The two-day gathering appeared to be a money-maker - 600 participants each shelled out $500 - but beyond that, it validated the Treasury's initiative to keep the government abreast of electronic money innovations.
Mr. Rubin focused the Clinton administration's efforts on what he called a "nonideological" effort to "get the right balances and tradeoffs" between an unfettered market and government intervention.
The Treasury chief has made Mr. Ludwig his point man for electronic money explorations. When Mr. Rubin concluded his welcoming speech Thursday, before taking questions from the audience, he jokingly offered this stock response: "It's good for the economy, and the details I'll leave to Gene Ludwig."

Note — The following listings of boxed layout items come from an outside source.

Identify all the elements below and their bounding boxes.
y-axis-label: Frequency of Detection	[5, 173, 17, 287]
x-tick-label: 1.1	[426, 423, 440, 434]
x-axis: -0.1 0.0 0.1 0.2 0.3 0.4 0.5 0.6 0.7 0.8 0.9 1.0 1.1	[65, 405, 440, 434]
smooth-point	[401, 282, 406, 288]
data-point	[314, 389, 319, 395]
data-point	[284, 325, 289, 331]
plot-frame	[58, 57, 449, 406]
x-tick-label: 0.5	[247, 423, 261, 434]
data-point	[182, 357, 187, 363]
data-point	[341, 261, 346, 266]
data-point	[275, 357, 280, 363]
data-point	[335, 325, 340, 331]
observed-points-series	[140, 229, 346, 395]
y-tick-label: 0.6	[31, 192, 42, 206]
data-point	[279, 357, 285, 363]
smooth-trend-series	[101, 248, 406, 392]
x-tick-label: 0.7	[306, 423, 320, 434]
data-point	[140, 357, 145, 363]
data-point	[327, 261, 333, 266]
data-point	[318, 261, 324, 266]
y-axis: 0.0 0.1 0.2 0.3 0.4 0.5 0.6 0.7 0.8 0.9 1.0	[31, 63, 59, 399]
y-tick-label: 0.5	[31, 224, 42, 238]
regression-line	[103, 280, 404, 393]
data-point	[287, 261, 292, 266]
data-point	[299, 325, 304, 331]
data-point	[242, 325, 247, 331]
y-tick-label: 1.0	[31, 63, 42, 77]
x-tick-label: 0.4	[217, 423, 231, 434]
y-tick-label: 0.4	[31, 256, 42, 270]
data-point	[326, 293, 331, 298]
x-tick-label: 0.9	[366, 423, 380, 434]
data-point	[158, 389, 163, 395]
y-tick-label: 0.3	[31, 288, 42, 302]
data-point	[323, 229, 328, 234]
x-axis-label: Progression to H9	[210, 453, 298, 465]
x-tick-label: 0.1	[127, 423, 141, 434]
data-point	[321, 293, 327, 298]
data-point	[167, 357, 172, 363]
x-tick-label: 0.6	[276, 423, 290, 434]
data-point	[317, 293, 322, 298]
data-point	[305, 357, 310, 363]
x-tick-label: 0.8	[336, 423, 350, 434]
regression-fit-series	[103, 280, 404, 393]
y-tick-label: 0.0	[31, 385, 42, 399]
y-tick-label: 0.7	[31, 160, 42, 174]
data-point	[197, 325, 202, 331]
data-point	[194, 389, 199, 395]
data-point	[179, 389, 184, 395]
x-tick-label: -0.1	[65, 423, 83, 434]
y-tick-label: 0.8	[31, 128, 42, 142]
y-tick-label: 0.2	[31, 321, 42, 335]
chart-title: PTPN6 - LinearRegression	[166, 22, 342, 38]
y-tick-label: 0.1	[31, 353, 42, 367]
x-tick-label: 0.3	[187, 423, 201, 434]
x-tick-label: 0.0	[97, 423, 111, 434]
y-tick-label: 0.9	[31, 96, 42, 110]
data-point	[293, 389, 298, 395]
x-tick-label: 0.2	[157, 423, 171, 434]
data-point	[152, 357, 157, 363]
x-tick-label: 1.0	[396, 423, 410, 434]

Federal Trade Commission Chairman Robert Pitofsky, who discussed how consumer protection and antitrust laws might apply to electronic money, said he liked Mr. Rubin's idea. His proactive answer: "It's probably good for consumers, and the details I'll leave to Gene Ludwig."
Mr. Ludwig shifted attention, and credit, back to his boss: "I knew this was an important area - banks were beginning to get into it, making investments - but at first I didn't recognize the importance of the technology to the economy. Secretary Rubin clearly did."

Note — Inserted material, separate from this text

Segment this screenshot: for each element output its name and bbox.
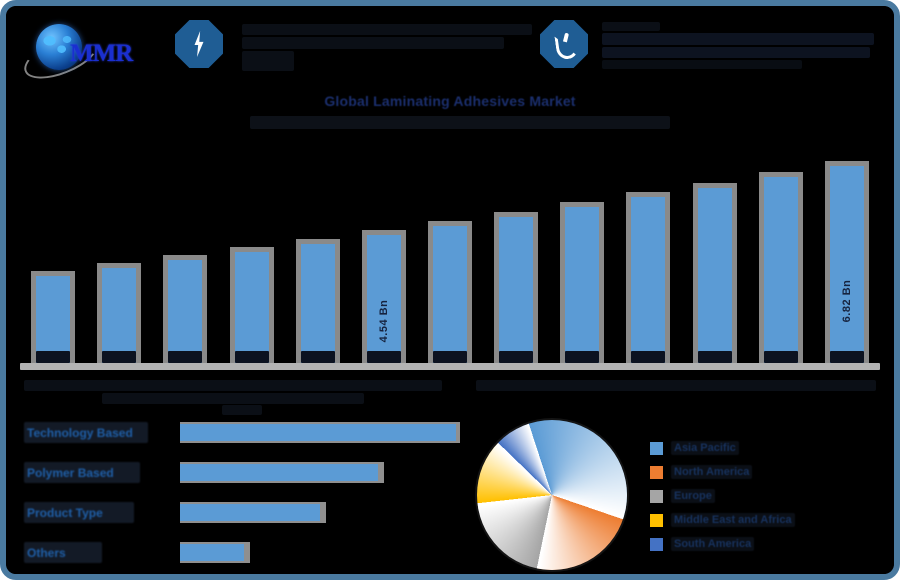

It seemed everyone was pleased to hear regulators reiterate their intention to maintain a "hands-off" policy in the developing electronic money markets.
But a few interesting twists emerged on that theme. Some at the conference said government restraint isn't enough to ensure that banks can compete with nonbanks.
"They say they have a hands-off policy, but they're actually standing on our feet," said one observer. "They really need to recognize the difference between not getting in our way and getting things out of our way."
Fred M. Winkler, executive vice president and head of First Union Corp.'s card products division, said he didn't mind new regulations for banks issuing electronic money, as long as nonbanks are subject to the same rules.
"Either treat us all the same, or leave us alone," he said.
Samuel H. Banks, deputy commissioner of the U.S. Customs Service, said his agency has valuable experience to contribute regarding law enforcement concerns arising from electronic money.
The challenge will be to transfer that expertise from airports and other entry points to the borderless Internet world. Mr. Banks expressed concern about a lack of electronic audit trails, which would be essential to successful money-laundering prosecutions.
William McDonough, president of the Federal Reserve Bank of New York, then asked Mr. Banks whether he would like to have an audit trail - a record of his transactions - stored on his own smart card.
"Yes," Mr. Banks said. "That's the official position. That's not necessarily a personal position."
Mr. Banks added that the advent of electronic money might spell unemployment for some Customs Service workers: currency-sniffing dogs. "I guess we'll have to put them back in the kennels," he said.